Classic failure mode:
User (day 1): “My favorite editor is VSCode” User (day 47): “Actually switched to Cursor” Agent (day 92): “You love VSCode, right?”
Or the memory index slowly becoming this:
User prefers Python User REALLY prefers Python Python is basically the user's personality
All equally weighted. Forever.
Vector search is great at similarity, but terrible at current truth.
Human memory fades old opinions and overwrites bad takes. My agent? Eternal archive of everything I ever said.
So I built MemX as a small experiment: what happens if an agent’s memory actually has a lifecycle?
Things like:
importance signals
frequency reinforcement
duplicate compression
explicit updates / superseding
gentle decay for outdated facts
Stack is intentionally boring:
SQLite
FAISS
some scoring logic pretending to be a “memory OS”
Tiny example:
from memx import MemX
m = MemX()
m.add("User's favorite editor: VSCode") m.add("User switched to Cursor")
m.compress() m.rag("what editor should I use?")
Quick benchmark (50 noise + 5 real memories):
Vector RAG recall@3: ~0.75 MemX recall@3: ~1.0
Longer simulation:
10k interactions → ~9k memories
Latency on my laptop:
10k memories → ~0.3ms
100k → ~3ms
1M → ~30ms
This isn't trying to replace vector search or be the next agent framework. It's just an experiment in whether agents behave better if memory has a lifecycle instead of being a permanent document archive.

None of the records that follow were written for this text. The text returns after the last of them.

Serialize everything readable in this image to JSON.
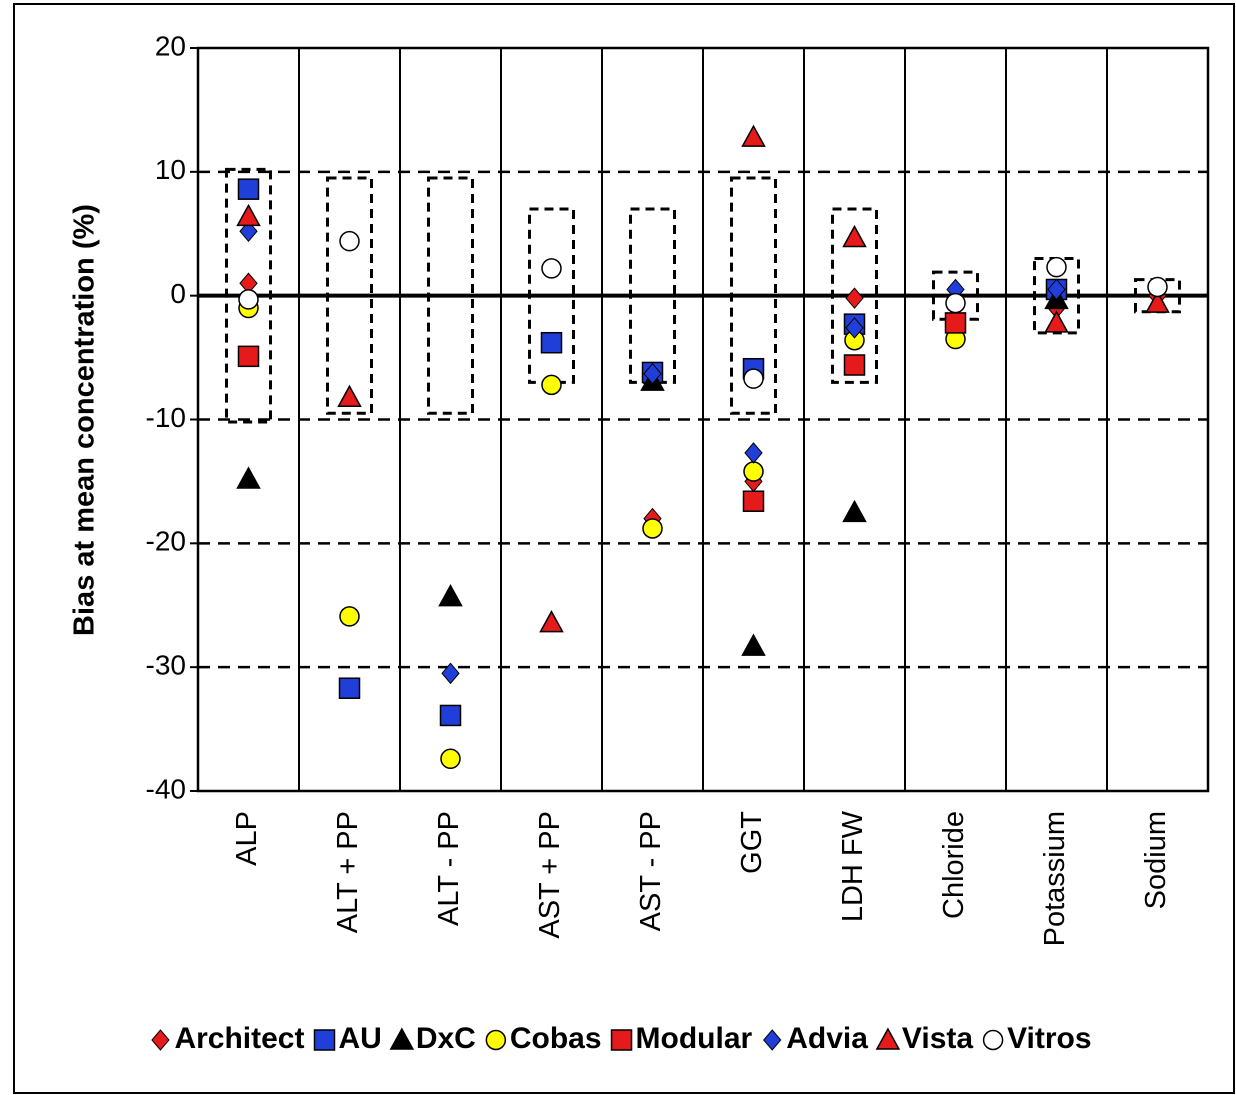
{
  "chart_data": {
    "type": "scatter",
    "y_label": "Bias at mean concentration (%)",
    "categories": [
      "ALP",
      "ALT + PP",
      "ALT - PP",
      "AST + PP",
      "AST - PP",
      "GGT",
      "LDH FW",
      "Chloride",
      "Potassium",
      "Sodium"
    ],
    "limits": [
      10.2,
      9.5,
      9.5,
      7,
      7,
      9.5,
      7,
      1.9,
      3,
      1.3
    ],
    "ylim": [
      -40,
      20
    ],
    "yticks": [
      -40,
      -30,
      -20,
      -10,
      0,
      10,
      20
    ],
    "grid": true,
    "legend": "bottom",
    "series": [
      {
        "name": "Architect",
        "color": "#e51a1a",
        "marker": "diamond",
        "values": [
          1.0,
          null,
          null,
          null,
          -18.0,
          -15.0,
          -0.2,
          null,
          -1.0,
          0.0
        ]
      },
      {
        "name": "AU",
        "color": "#1f3fd8",
        "marker": "square",
        "values": [
          8.6,
          -31.7,
          -33.9,
          -3.8,
          -6.2,
          -5.9,
          -2.3,
          null,
          0.5,
          null
        ]
      },
      {
        "name": "DxC",
        "color": "#000000",
        "marker": "triangle",
        "values": [
          -14.8,
          null,
          -24.3,
          null,
          -6.9,
          -28.3,
          -17.5,
          null,
          -0.3,
          null
        ]
      },
      {
        "name": "Cobas",
        "color": "#ffff00",
        "marker": "circle",
        "values": [
          -1.0,
          -25.9,
          -37.4,
          -7.2,
          -18.8,
          -14.2,
          -3.6,
          -3.5,
          null,
          null
        ]
      },
      {
        "name": "Modular",
        "color": "#e51a1a",
        "marker": "square",
        "values": [
          -4.9,
          null,
          null,
          null,
          null,
          -16.6,
          -5.6,
          -2.2,
          null,
          null
        ]
      },
      {
        "name": "Advia",
        "color": "#1f3fd8",
        "marker": "diamond",
        "values": [
          5.2,
          null,
          -30.5,
          null,
          -6.3,
          -12.7,
          -2.6,
          0.5,
          0.5,
          null
        ]
      },
      {
        "name": "Vista",
        "color": "#e51a1a",
        "marker": "triangle",
        "values": [
          6.4,
          -8.2,
          null,
          -26.4,
          null,
          12.8,
          4.7,
          null,
          -2.2,
          -0.6
        ]
      },
      {
        "name": "Vitros",
        "color": "#ffffff",
        "marker": "circle",
        "values": [
          -0.3,
          4.4,
          null,
          2.2,
          null,
          -6.7,
          null,
          -0.6,
          2.3,
          0.7
        ]
      }
    ]
  }
}
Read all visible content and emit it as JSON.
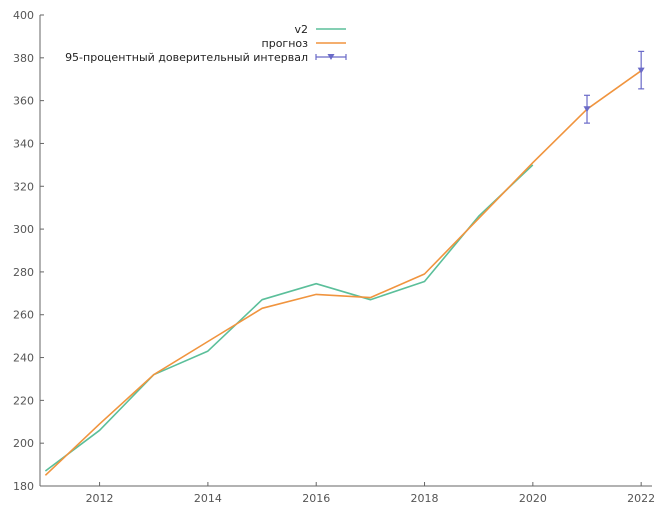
{
  "chart_data": {
    "type": "line",
    "grid": false,
    "legend_position": "top",
    "xlim": [
      2010.9,
      2022.2
    ],
    "ylim": [
      180,
      400
    ],
    "x_ticks": [
      2012,
      2014,
      2016,
      2018,
      2020,
      2022
    ],
    "y_ticks": [
      180,
      200,
      220,
      240,
      260,
      280,
      300,
      320,
      340,
      360,
      380,
      400
    ],
    "series": [
      {
        "name": "v2",
        "color": "#5bbf9a",
        "x": [
          2011,
          2012,
          2013,
          2014,
          2015,
          2016,
          2017,
          2018,
          2019,
          2020
        ],
        "y": [
          187,
          206,
          232,
          243,
          267,
          274.5,
          267,
          275.5,
          306,
          330
        ]
      },
      {
        "name": "прогноз",
        "color": "#f0943e",
        "x": [
          2011,
          2012,
          2013,
          2014,
          2015,
          2016,
          2017,
          2018,
          2019,
          2020,
          2021,
          2022
        ],
        "y": [
          185,
          209,
          232,
          247.5,
          263,
          269.5,
          268,
          279,
          305,
          331,
          356,
          374
        ]
      },
      {
        "name": "95-процентный доверительный интервал",
        "color": "#6a6ac8",
        "type": "errorbar",
        "x": [
          2021,
          2022
        ],
        "y": [
          356,
          374
        ],
        "low": [
          349.5,
          365.5
        ],
        "high": [
          362.5,
          383
        ]
      }
    ]
  }
}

Curious how others handle contradictory or evolving memories in long-running agents.
Repo: https://github.com/mohitkumarrajbadi/memx
(And yes, the capsicum thing is real. The agent still argues about it.)
davydm•1h ago
But I like your idea - minds evolve, and part of the problem with llms is that they're largely static in nature - no evolution, no upskilling, just wait for the next model to come out. I understand the ramifications of learning all the time from user input (especially possible poisoning), but have always felt this is an area that could improve a lot.